Perquisizioni sono in corso nelle sedi della SSC Calcio, della SSC Napoli e della Filmauro srl nell'ambito di una indagine della Guardia di Finanza, coordinata dalla Procura di Bari a carico di Luigi e Aurelio De Laurentiis. I due, il primo amministratore unico della SSC Bari e il padre presidente del cda del Napoli e legale rappresentante della Filmauro, sono indagati per i reati di false comunicazioni sociali (bilancio dell'esercizio 2024 del Bari calcio) e bancarotta fraudolenta connessa alla richiesta di apertura della procedura di liquidazione giudiziale, presentata per l'insolvenza della società sportiva barese.
Il provvedimento scaturisce - spiega la Guardia di Finanza che sta eseguendo le perquisizioni su disposizione della Procura di Bari - da approfondimenti sui bilanci, note integrative e relazioni sulla gestione della società barese, supportati da consulenze tecniche, all'esito dei quali è emerso che la SSC Bari, in perdita sistemica (circa 30 milioni di euro nel periodo 2019-2025), "risulta gravata da rilevante deficit patrimoniale e da consistente esposizione debitoria, in assenza di un concreto piano di riequilibrio".
Sono state perquisite la sede della Società Sportiva calcio Bari, nel capoluogo pugliese, la sede legale della Filmauro, a Roma, e la sede legale della Società Sportiva calcio Napoli nel capoluogo campano. Le Fiamme Gialle intendono esaminare la documentazione contabile ed extracontabile, sia informatica che cartacea, anche custodita o memorizzata nei pc, supporti di memoria di massa, fissa o mobile, server aziendali attinenti alle società interessate, con particolare riferimento alla cessione del portiere Elia Caprile dal Bari al Napoli a luglio 2023 ed il successivo prestito di quest'ultimo all'Empoli e la cessione definitiva del calciatore al Cagliari.
A quanto risulta dai documenti visionati dall'Adnkronos, padre e figlio, Aurelio e Luigi De Laurentiis, avrebbero agito in concorso per ingannare il pubblico e conseguire per la società Sportiva Calcio Napoli Spa un profitto ingiusto, esponendo in modo fraudolento nel bilancio dell'esercizio 2024 della Società Sportiva Calcio Bari, quest'anno retrocessa in serie C ma all'epoca in serie B, fatti materiali rilevanti non veritieri.

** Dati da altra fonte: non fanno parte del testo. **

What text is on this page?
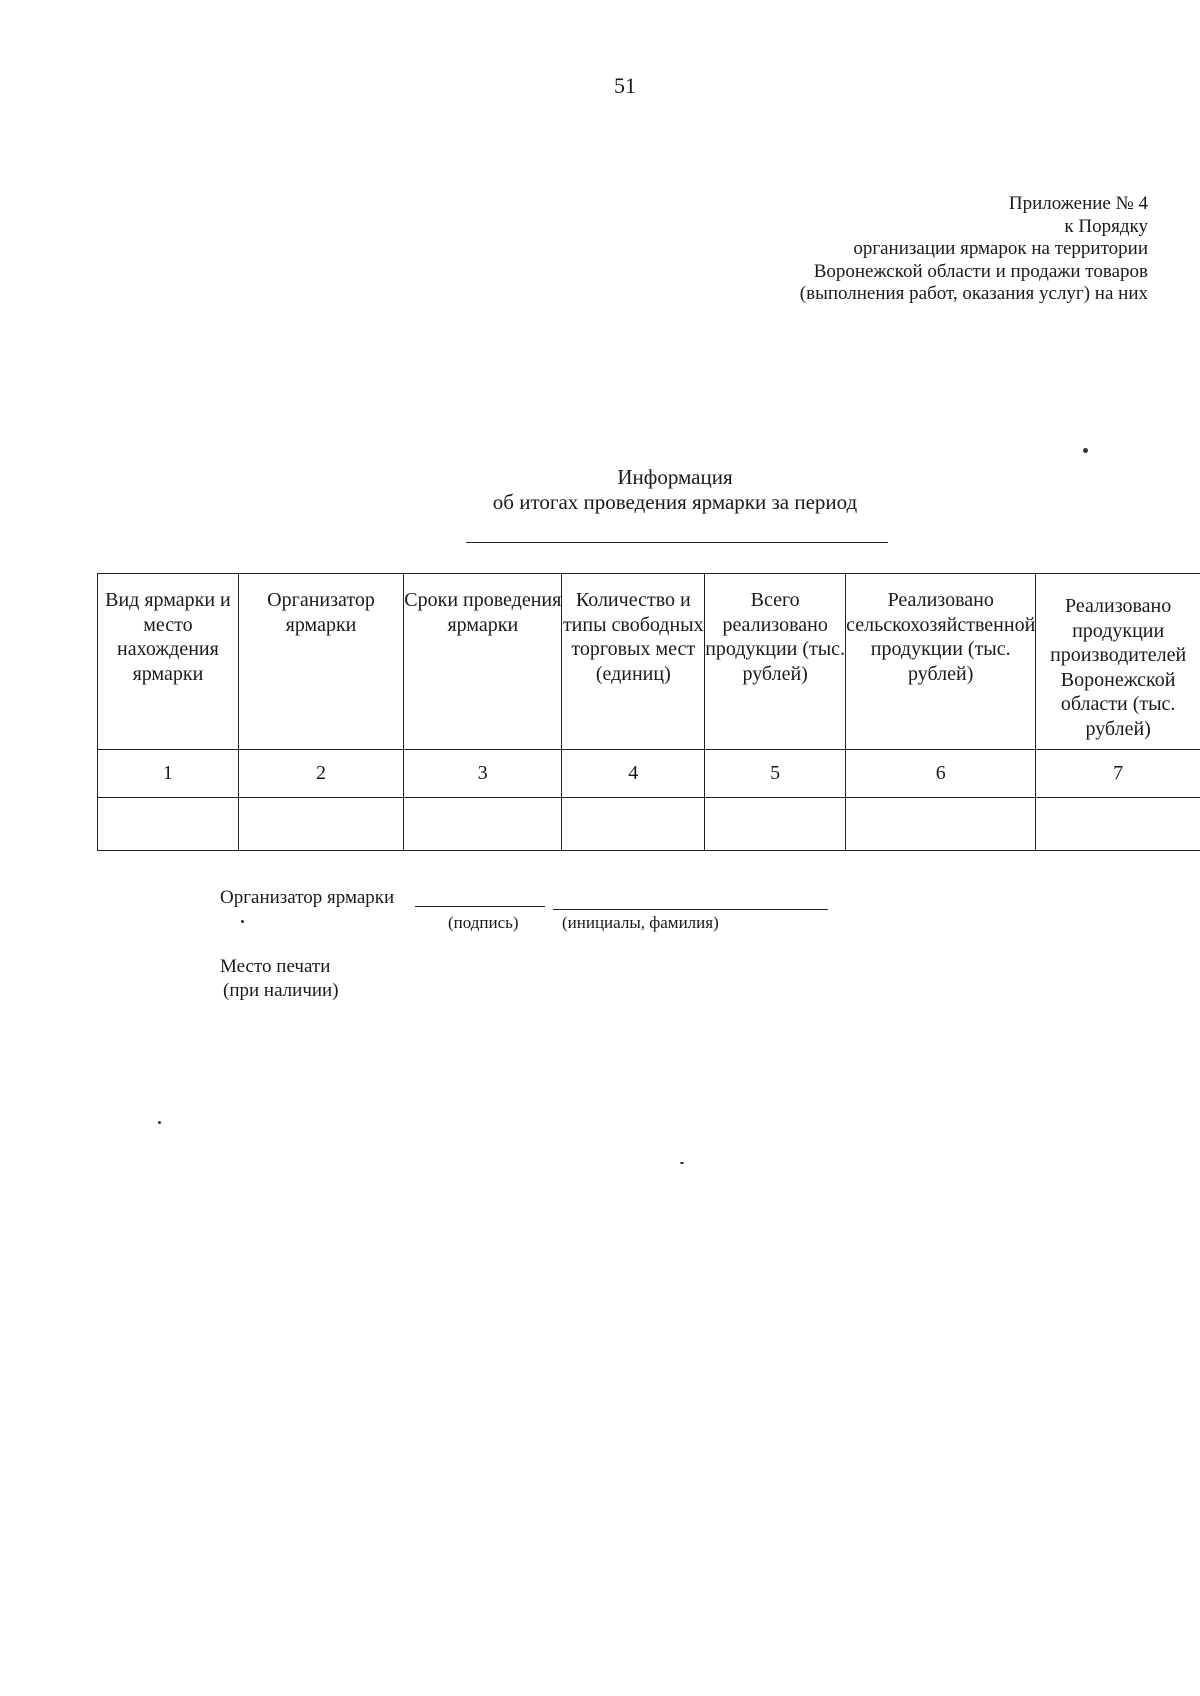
51
Приложение № 4
к Порядку
организации ярмарок на территории
Воронежской области и продажи товаров
(выполнения работ, оказания услуг) на них
Информация
об итогах проведения ярмарки за период
Вид ярмарки и место нахождения ярмарки	Организатор ярмарки	Сроки проведения ярмарки	Количество и типы свободных торговых мест (единиц)	Всего реализовано продукции (тыс. рублей)	Реализовано сельскохозяйственной продукции (тыс. рублей)	Реализовано продукции производителей Воронежской области (тыс. рублей)
1	2	3	4	5	6	7

Организатор ярмарки
(подпись)	(инициалы, фамилия)
Место печати
(при наличии)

E' il cuore dell'ipotesi di reato a loro carico di false comunicazioni sociali alla base delle perquisizioni effettuate questa mattina dalla Guardia di Finanza di Bari nell'ambito delle indagini coordinate dalla Procura della Repubblica del capoluogo pugliese. Inoltre avrebbero omesso nello stesso bilancio informazioni necessarie per una corretta valutazione economica, finanziaria e patrimoniale della società sportiva pugliese, correlata a quella del Napoli, in modo da trarre in inganno i destinatari del documento contabile. Nel bilancio non sarebbe stato rappresentato compiutamente il trasferimento di un potenziale valore, di importo significativo a beneficio della società Ssc Napoli relativo alla cessione del portiere Elia Caprile. Si sarebbe trattato di una operazione compiuta in un contesto di perdite strutturali e di dipendenza finanziaria dalla capogruppo Filmauro srl.

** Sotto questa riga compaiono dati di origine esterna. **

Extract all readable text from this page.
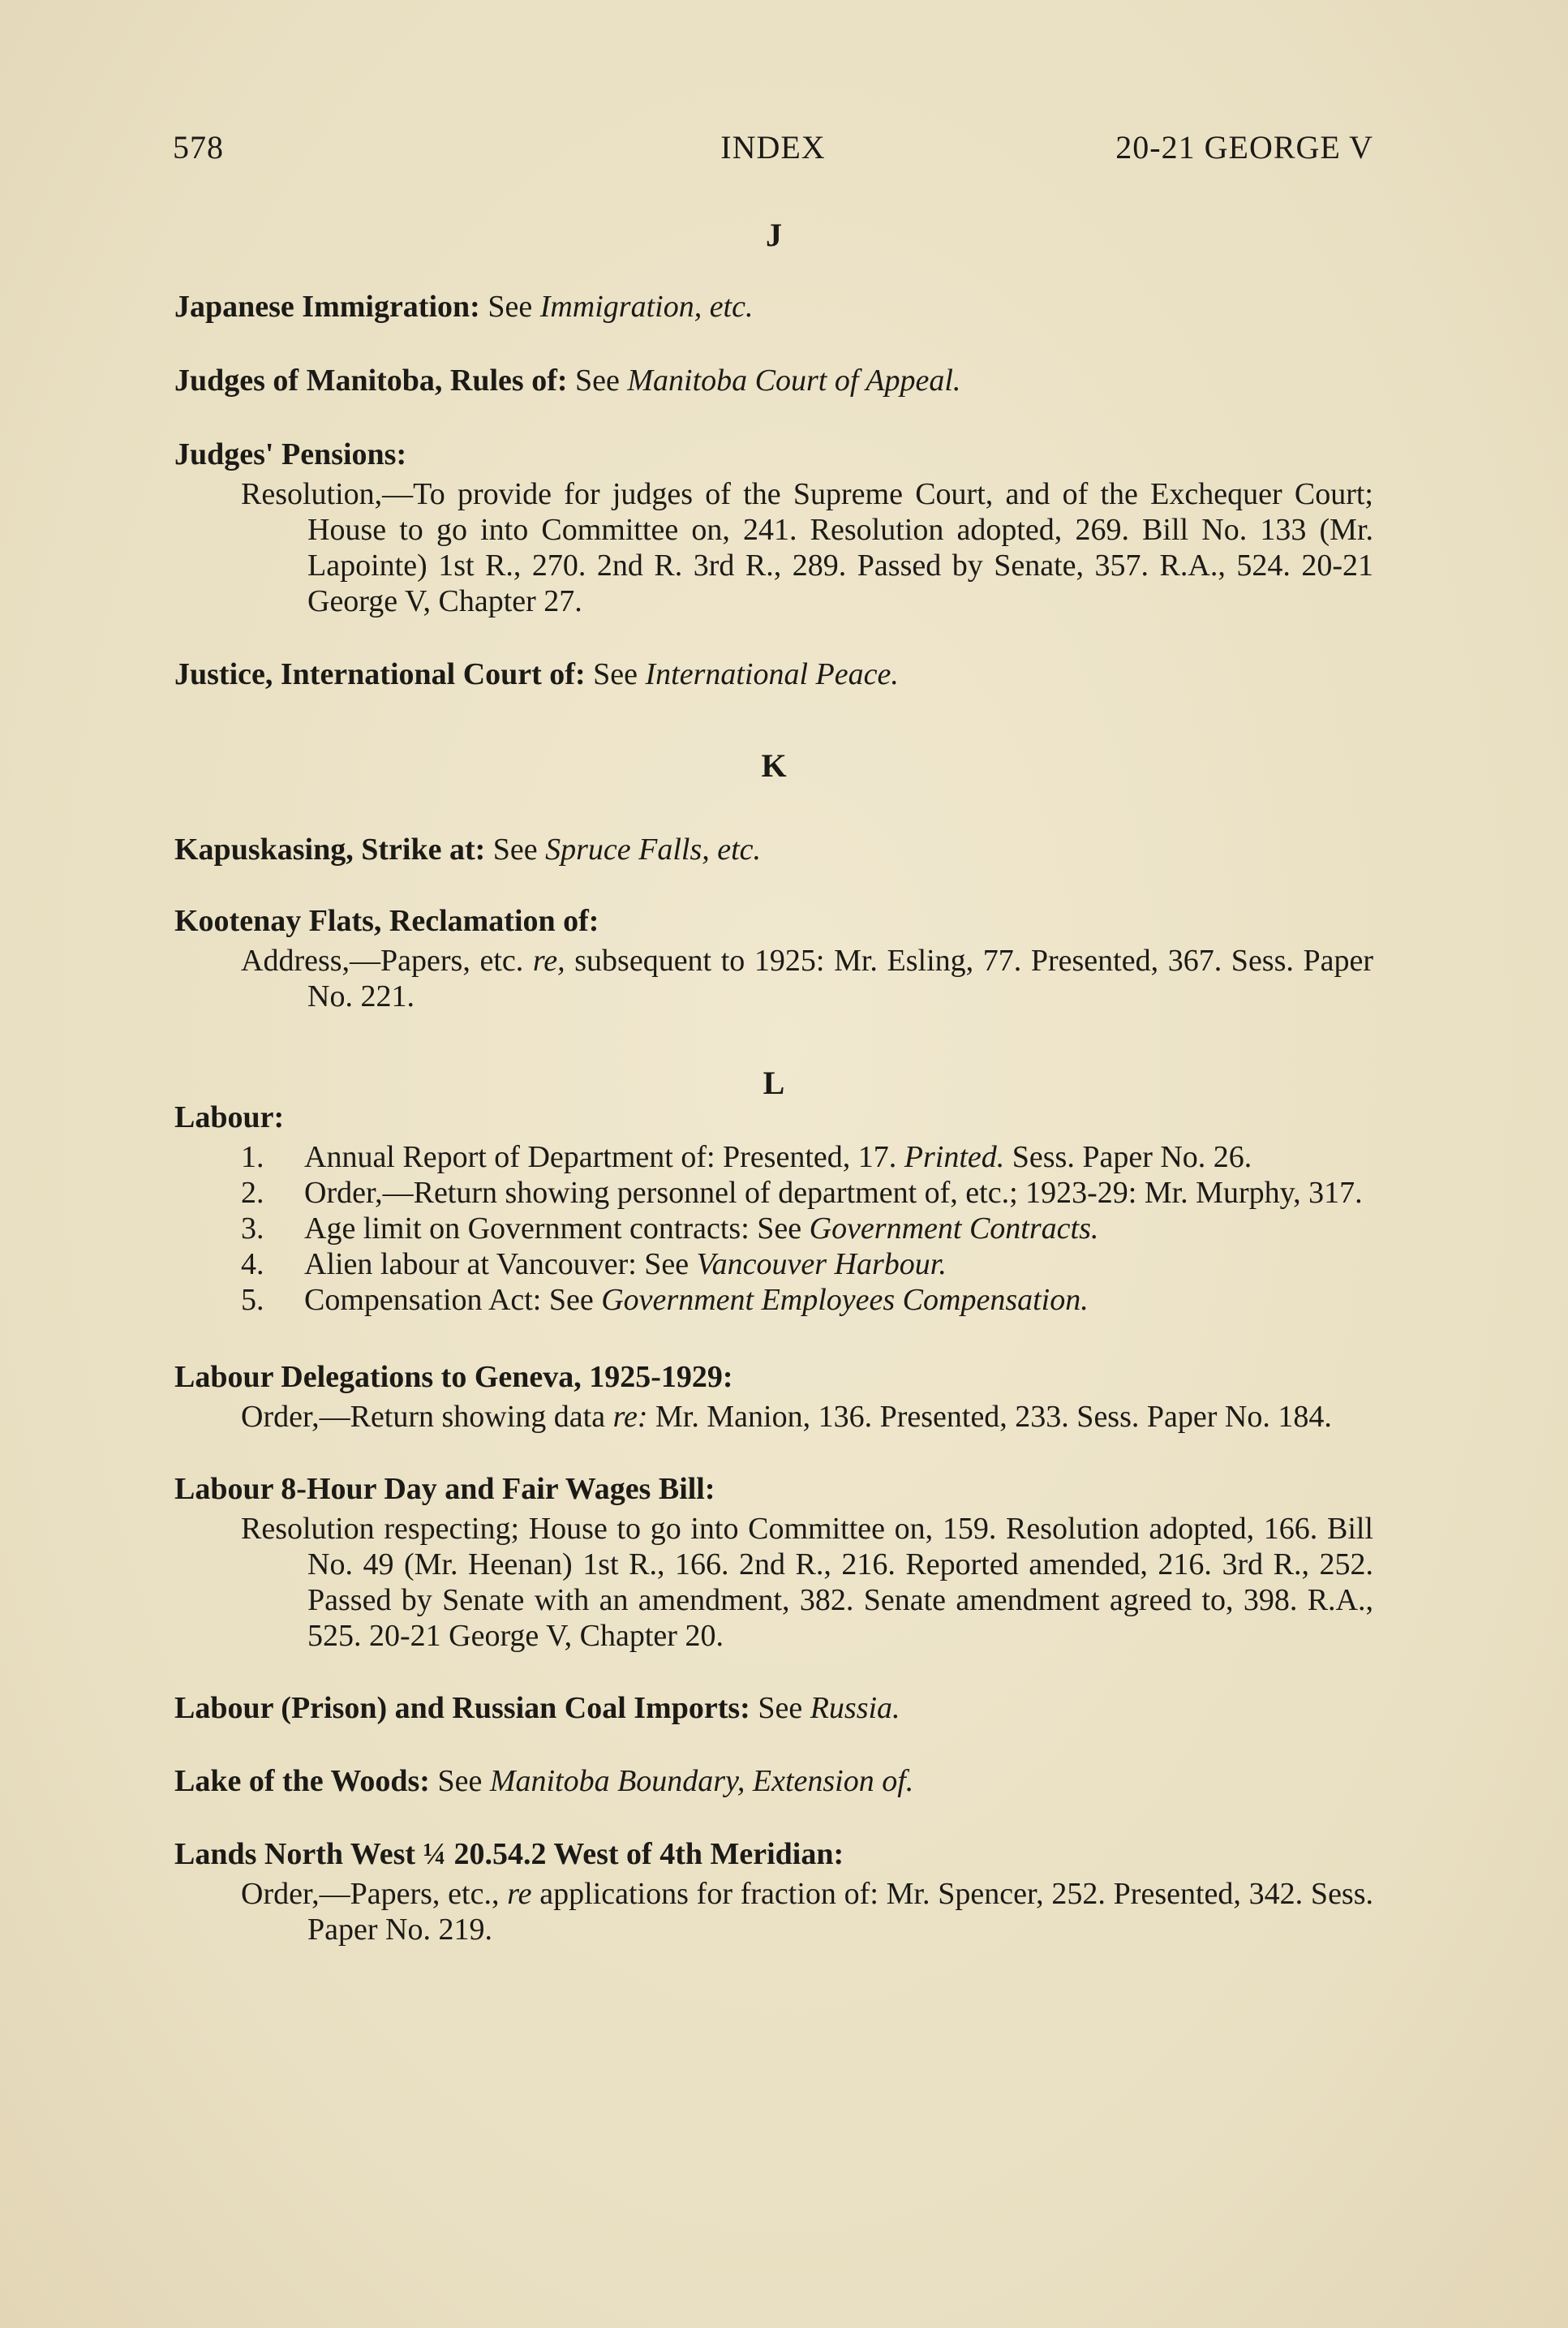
578	INDEX	20-21 GEORGE V

J

Japanese Immigration: See Immigration, etc.

Judges of Manitoba, Rules of: See Manitoba Court of Appeal.

Judges' Pensions:

Resolution,—To provide for judges of the Supreme Court, and of the Exchequer Court; House to go into Committee on, 241. Resolution adopted, 269. Bill No. 133 (Mr. Lapointe) 1st R., 270. 2nd R. 3rd R., 289. Passed by Senate, 357. R.A., 524. 20-21 George V, Chapter 27.

Justice, International Court of: See International Peace.

K

Kapuskasing, Strike at: See Spruce Falls, etc.

Kootenay Flats, Reclamation of:

Address,—Papers, etc. re, subsequent to 1925: Mr. Esling, 77. Presented, 367. Sess. Paper No. 221.

L

Labour:

1. Annual Report of Department of: Presented, 17. Printed. Sess. Paper No. 26.
2. Order,—Return showing personnel of department of, etc.; 1923-29: Mr. Murphy, 317.
3. Age limit on Government contracts: See Government Contracts.
4. Alien labour at Vancouver: See Vancouver Harbour.
5. Compensation Act: See Government Employees Compensation.

Labour Delegations to Geneva, 1925-1929:

Order,—Return showing data re: Mr. Manion, 136. Presented, 233. Sess. Paper No. 184.

Labour 8-Hour Day and Fair Wages Bill:

Resolution respecting; House to go into Committee on, 159. Resolution adopted, 166. Bill No. 49 (Mr. Heenan) 1st R., 166. 2nd R., 216. Reported amended, 216. 3rd R., 252. Passed by Senate with an amendment, 382. Senate amendment agreed to, 398. R.A., 525. 20-21 George V, Chapter 20.

Labour (Prison) and Russian Coal Imports: See Russia.

Lake of the Woods: See Manitoba Boundary, Extension of.

Lands North West ¼ 20.54.2 West of 4th Meridian:

Order,—Papers, etc., re applications for fraction of: Mr. Spencer, 252. Presented, 342. Sess. Paper No. 219.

Secondo gli inquirenti il bilancio non avrebbe evidenziato adeguatamente la natura dell'operazione che si sarebbe svolta all'interno di uno stesso gruppo societario; i criteri adottati per la determinazione del corrispettivo; la valutazione del potenziale valore futuro del calciatore , le ragioni per le quali la Ssc Bari Spa, che cedeva, avesse rinunciato a qualsiasi forma di partecipazione al plusvalore successivamente realizzato dalla Ssc Napoli.